None of that, though, was the development that sharpened the timeline most. Last week, Atlanta signed wide receiver Drake London to a four-year extension worth up to $150 million, the third-highest average annual value for a receiver in the league. Robinson, who called London “my best friend, my brother,” celebrated publicly. He also posted an Instagram story that the Falcons’ front office almost certainly noticed: a pointed reference to the phone calls he expected to follow. Dan Graziano of ESPN confirmed shortly after that the Falcons and Robinson’s representation are engaged in extension talks.

New general manager Ian Cunningham, speaking at NFL League Meetings in March, had been unambiguous about Robinson’s standing. “He is one of the best players at his position, one of the best players in the league,” Cunningham said, according to the Falcons’ official website. “I was excited that I had already had the chance to get to know him and start some dialogue with him.” Cunningham’s predecessor might have hedged. The new GM did not.
What makes the Blair roster-building piece a useful lens here is not the fantasy exercise itself but what the numbers expose about the structural compression the NFL imposes on young elite talent. Robinson, drafted eighth overall in 2023, is bound by a rookie contract scale that was negotiated in 2011 and updated in 2020. Those scales are calibrated to spread risk across a draft class — they are not calibrated to account for a player who produces, in his third year, the most scrimmage yards in Falcons franchise history and breaks Christian McCaffrey’s record for most scrimmage yards by a player under 24. Blair’s imaginary team is a thought experiment, but it runs on a very real market inefficiency: the window in which you can get Robinson for less than $7 million a year.
Kevin Stefanski, who took over as head coach this offseason, has been direct about how he plans to deploy the backfield. He signed Brian Robinson Jr. in free agency to serve as the power complement to Bijan’s explosiveness — a template familiar to anyone who watched how contenders built around running game balance this past season. “We want to have an attack that’s not just a one-person attack,” Stefanski told Atlanta’s official media. “I think Brian gives us an opportunity to do that.” Bijan’s own characterization of the partnership was blunter: “I’m not one to truck you all the time. I’m trying to run away from you.”
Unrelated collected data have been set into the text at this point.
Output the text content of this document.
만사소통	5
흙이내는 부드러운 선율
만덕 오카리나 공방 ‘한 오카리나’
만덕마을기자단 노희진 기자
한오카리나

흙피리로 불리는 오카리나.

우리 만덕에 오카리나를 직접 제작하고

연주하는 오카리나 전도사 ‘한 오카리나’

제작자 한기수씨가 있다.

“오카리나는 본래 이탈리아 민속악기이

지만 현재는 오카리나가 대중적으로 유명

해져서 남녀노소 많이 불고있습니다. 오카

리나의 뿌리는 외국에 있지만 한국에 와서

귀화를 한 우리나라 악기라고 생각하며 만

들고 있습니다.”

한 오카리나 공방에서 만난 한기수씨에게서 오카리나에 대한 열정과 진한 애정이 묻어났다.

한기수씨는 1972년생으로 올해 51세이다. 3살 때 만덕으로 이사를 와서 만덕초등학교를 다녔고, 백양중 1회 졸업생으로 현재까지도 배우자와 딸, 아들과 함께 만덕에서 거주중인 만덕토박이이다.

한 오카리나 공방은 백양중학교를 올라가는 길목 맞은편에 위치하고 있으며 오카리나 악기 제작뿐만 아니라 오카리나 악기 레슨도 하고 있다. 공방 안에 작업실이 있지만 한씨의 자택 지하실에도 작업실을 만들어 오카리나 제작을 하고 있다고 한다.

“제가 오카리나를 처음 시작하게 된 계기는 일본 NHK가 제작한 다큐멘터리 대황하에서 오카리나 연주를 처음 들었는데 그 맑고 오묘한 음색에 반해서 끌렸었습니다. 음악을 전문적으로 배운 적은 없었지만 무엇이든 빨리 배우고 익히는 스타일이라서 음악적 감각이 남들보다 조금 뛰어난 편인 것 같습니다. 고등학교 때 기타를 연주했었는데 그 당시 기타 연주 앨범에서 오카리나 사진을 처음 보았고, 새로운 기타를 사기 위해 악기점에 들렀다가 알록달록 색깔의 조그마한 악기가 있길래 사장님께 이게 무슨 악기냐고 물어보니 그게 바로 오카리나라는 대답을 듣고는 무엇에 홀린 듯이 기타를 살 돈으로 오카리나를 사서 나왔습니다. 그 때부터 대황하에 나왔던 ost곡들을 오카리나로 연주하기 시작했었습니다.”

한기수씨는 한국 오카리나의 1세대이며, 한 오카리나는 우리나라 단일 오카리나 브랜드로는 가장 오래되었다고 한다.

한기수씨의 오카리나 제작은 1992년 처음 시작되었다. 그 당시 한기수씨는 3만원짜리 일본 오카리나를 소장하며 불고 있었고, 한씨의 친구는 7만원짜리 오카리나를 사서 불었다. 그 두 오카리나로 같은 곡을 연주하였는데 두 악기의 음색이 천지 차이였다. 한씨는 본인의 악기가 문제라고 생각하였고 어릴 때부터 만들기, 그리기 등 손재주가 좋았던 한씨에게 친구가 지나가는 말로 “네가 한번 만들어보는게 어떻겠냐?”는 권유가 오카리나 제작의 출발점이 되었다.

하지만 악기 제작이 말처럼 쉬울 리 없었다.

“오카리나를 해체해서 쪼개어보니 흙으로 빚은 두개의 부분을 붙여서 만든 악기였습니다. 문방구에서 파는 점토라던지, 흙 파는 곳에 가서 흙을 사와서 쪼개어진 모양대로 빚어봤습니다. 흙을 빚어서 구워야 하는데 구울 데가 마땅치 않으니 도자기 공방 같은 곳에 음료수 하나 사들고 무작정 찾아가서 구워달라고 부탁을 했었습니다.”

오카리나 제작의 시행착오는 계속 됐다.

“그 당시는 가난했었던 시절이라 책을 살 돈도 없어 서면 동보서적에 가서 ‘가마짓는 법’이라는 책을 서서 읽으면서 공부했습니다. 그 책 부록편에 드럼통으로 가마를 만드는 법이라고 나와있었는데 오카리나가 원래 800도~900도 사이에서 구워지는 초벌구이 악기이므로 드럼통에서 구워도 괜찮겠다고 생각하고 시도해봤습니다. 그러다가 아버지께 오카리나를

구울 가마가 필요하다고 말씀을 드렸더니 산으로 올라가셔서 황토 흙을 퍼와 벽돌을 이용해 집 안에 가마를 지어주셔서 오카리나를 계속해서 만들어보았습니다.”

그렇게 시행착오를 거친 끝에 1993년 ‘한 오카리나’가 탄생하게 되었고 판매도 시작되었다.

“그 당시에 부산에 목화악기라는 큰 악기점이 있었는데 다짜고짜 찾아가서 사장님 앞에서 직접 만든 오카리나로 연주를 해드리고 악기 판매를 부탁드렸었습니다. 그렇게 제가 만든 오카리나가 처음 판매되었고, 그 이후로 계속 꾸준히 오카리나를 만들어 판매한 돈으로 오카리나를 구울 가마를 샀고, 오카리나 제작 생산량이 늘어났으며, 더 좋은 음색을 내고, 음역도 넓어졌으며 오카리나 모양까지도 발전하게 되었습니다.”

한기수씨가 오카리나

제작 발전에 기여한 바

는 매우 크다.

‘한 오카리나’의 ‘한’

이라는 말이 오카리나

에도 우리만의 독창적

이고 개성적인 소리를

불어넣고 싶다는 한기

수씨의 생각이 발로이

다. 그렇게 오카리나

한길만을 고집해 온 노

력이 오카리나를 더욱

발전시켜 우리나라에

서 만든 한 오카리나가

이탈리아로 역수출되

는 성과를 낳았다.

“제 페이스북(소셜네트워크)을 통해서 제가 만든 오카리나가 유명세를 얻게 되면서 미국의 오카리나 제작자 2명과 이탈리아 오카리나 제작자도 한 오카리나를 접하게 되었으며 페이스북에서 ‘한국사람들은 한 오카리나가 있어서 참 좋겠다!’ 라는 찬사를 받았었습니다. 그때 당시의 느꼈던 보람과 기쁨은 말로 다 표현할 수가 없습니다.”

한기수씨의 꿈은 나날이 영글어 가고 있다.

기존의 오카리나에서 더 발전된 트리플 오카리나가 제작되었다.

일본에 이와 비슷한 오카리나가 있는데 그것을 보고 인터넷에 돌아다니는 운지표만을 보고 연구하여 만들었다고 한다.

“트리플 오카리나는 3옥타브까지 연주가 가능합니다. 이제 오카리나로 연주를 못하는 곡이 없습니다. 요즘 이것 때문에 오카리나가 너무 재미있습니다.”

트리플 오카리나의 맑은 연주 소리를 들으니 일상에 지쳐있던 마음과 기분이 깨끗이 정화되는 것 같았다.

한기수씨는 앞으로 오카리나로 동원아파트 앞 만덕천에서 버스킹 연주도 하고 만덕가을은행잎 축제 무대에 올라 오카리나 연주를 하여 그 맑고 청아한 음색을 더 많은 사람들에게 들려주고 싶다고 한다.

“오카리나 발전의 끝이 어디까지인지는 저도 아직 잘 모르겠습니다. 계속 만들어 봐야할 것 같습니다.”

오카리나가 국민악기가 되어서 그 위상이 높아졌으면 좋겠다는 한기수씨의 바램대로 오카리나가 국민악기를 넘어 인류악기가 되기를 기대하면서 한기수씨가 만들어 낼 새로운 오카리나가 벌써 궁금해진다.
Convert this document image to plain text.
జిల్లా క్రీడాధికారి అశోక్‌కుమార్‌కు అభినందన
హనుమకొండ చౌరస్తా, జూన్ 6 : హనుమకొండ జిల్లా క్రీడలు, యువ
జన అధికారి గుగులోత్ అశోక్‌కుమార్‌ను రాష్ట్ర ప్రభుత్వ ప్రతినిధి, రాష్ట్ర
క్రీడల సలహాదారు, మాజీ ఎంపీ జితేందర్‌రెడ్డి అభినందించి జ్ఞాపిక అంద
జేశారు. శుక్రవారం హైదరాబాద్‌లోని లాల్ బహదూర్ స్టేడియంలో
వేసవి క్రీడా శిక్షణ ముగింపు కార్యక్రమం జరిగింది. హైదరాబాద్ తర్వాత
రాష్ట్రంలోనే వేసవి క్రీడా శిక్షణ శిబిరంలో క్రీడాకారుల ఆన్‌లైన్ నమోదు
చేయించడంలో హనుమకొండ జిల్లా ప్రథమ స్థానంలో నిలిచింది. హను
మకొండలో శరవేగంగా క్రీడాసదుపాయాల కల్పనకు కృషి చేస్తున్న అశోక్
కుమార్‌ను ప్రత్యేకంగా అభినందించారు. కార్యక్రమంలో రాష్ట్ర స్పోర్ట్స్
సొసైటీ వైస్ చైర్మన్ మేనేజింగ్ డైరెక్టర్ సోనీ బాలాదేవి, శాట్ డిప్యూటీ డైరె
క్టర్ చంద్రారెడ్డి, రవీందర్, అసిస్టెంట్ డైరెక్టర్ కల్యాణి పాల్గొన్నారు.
That combination — the elusiveness, the receiving ability, the record-breaking volume — is precisely why the Blair exercise works as a thought experiment and fails as a blueprint. No real general manager can build around Robinson at $6.9 million this fall and expect that number to hold. What remains uncertain is not whether an extension gets done, but at what figure, on what timeline, and whether the Falcons can structure it in a way that preserves the cap flexibility they will need to keep the rest of their young core intact alongside him.
London got paid. Bijan is next. The only question, as one of the NFL’s most economical superstars prepares to stop being economical, is the price.